Het enige wat ik wil met kerst zijn mijn twee voortanden…
‘Wat is er met je dochter gebeurd!’ vroeg D.D. op luide toon.
‘Dat wilde hij niet zeggen.’
‘Kwam je thuis? Was ze toen al weg?’
‘Ik heb het hele huis doorzocht,’ fluisterde ik. ‘De garage, de serre, de zolder, de tuin. Ik heb overal gezocht. Ik eiste dat hij me vertelde wat hij had gedaan.’
‘Wat is er gebeurd, Tessa? Wat heeft je man met Sophie gedaan?’ ‘Dat weet ik niet! Ze was weg. Weg! Ik ging werken en toen ik thuiskwam…’ Ik staarde D.D. en Bobby aan en voelde mijn hart weer als een razende tekeergaan. Sophie. Van de aardbodem verdwenen. Zomaar.

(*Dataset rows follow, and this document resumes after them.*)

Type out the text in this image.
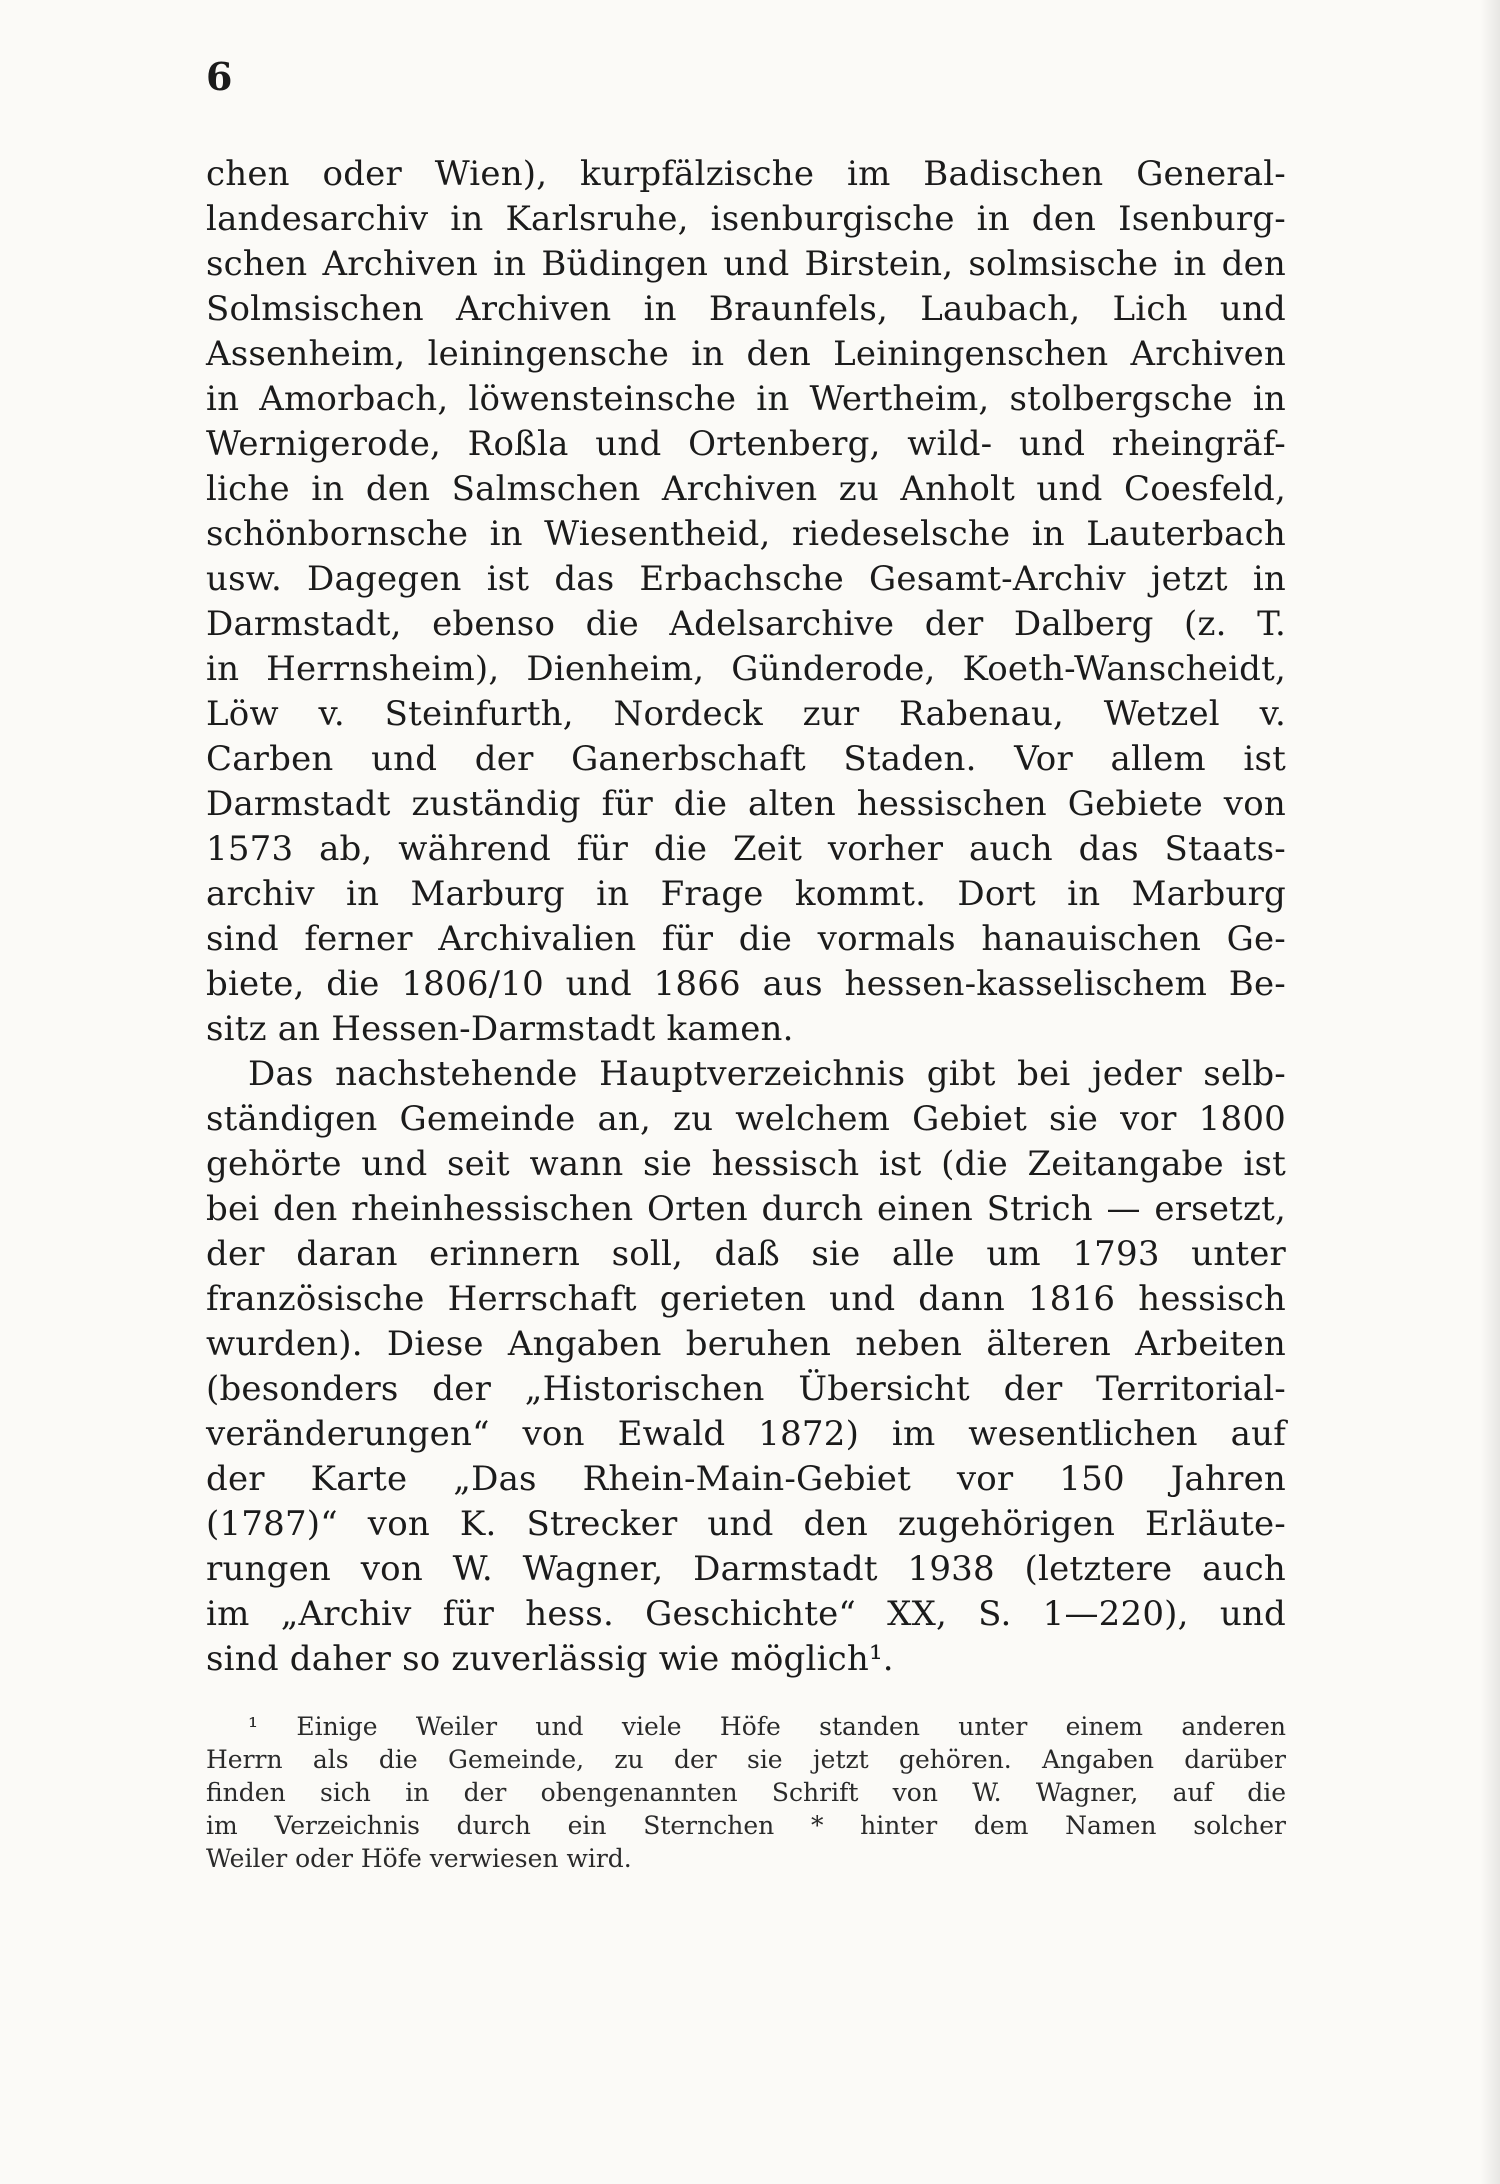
6
chen oder Wien), kurpfälzische im Badischen General-
landesarchiv in Karlsruhe, isenburgische in den Isenburg-
schen Archiven in Büdingen und Birstein, solmsische in den
Solmsischen Archiven in Braunfels, Laubach, Lich und
Assenheim, leiningensche in den Leiningenschen Archiven
in Amorbach, löwensteinsche in Wertheim, stolbergsche in
Wernigerode, Roßla und Ortenberg, wild- und rheingräf-
liche in den Salmschen Archiven zu Anholt und Coesfeld,
schönbornsche in Wiesentheid, riedeselsche in Lauterbach
usw. Dagegen ist das Erbachsche Gesamt-Archiv jetzt in
Darmstadt, ebenso die Adelsarchive der Dalberg (z. T.
in Herrnsheim), Dienheim, Günderode, Koeth-Wanscheidt,
Löw v. Steinfurth, Nordeck zur Rabenau, Wetzel v.
Carben und der Ganerbschaft Staden. Vor allem ist
Darmstadt zuständig für die alten hessischen Gebiete von
1573 ab, während für die Zeit vorher auch das Staats-
archiv in Marburg in Frage kommt. Dort in Marburg
sind ferner Archivalien für die vormals hanauischen Ge-
biete, die 1806/10 und 1866 aus hessen-kasselischem Be-
sitz an Hessen-Darmstadt kamen.
Das nachstehende Hauptverzeichnis gibt bei jeder selb-
ständigen Gemeinde an, zu welchem Gebiet sie vor 1800
gehörte und seit wann sie hessisch ist (die Zeitangabe ist
bei den rheinhessischen Orten durch einen Strich — ersetzt,
der daran erinnern soll, daß sie alle um 1793 unter
französische Herrschaft gerieten und dann 1816 hessisch
wurden). Diese Angaben beruhen neben älteren Arbeiten
(besonders der „Historischen Übersicht der Territorial-
veränderungen“ von Ewald 1872) im wesentlichen auf
der Karte „Das Rhein-Main-Gebiet vor 150 Jahren
(1787)“ von K. Strecker und den zugehörigen Erläute-
rungen von W. Wagner, Darmstadt 1938 (letztere auch
im „Archiv für hess. Geschichte“ XX, S. 1—220), und
sind daher so zuverlässig wie möglich¹.
¹ Einige Weiler und viele Höfe standen unter einem anderen
Herrn als die Gemeinde, zu der sie jetzt gehören. Angaben darüber
finden sich in der obengenannten Schrift von W. Wagner, auf die
im Verzeichnis durch ein Sternchen * hinter dem Namen solcher
Weiler oder Höfe verwiesen wird.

Het enige wat ik wil met kerst zijn mijn twee voortanden, mijn twee voortanden…
‘Wat heeft hij gedaan, Tessa? Vertel ons wat Brian gedaan heeft.’ ‘Hij heeft ons gezin kapotgemaakt. Hij heeft tegen me gelogen. Hij heeft ons bedrogen. Hij heeft… alles verwoest.’
Ik haalde weer diep adem. Ik keek beide rechercheurs in de ogen: ‘En toen wist ik dat hij dood moest.’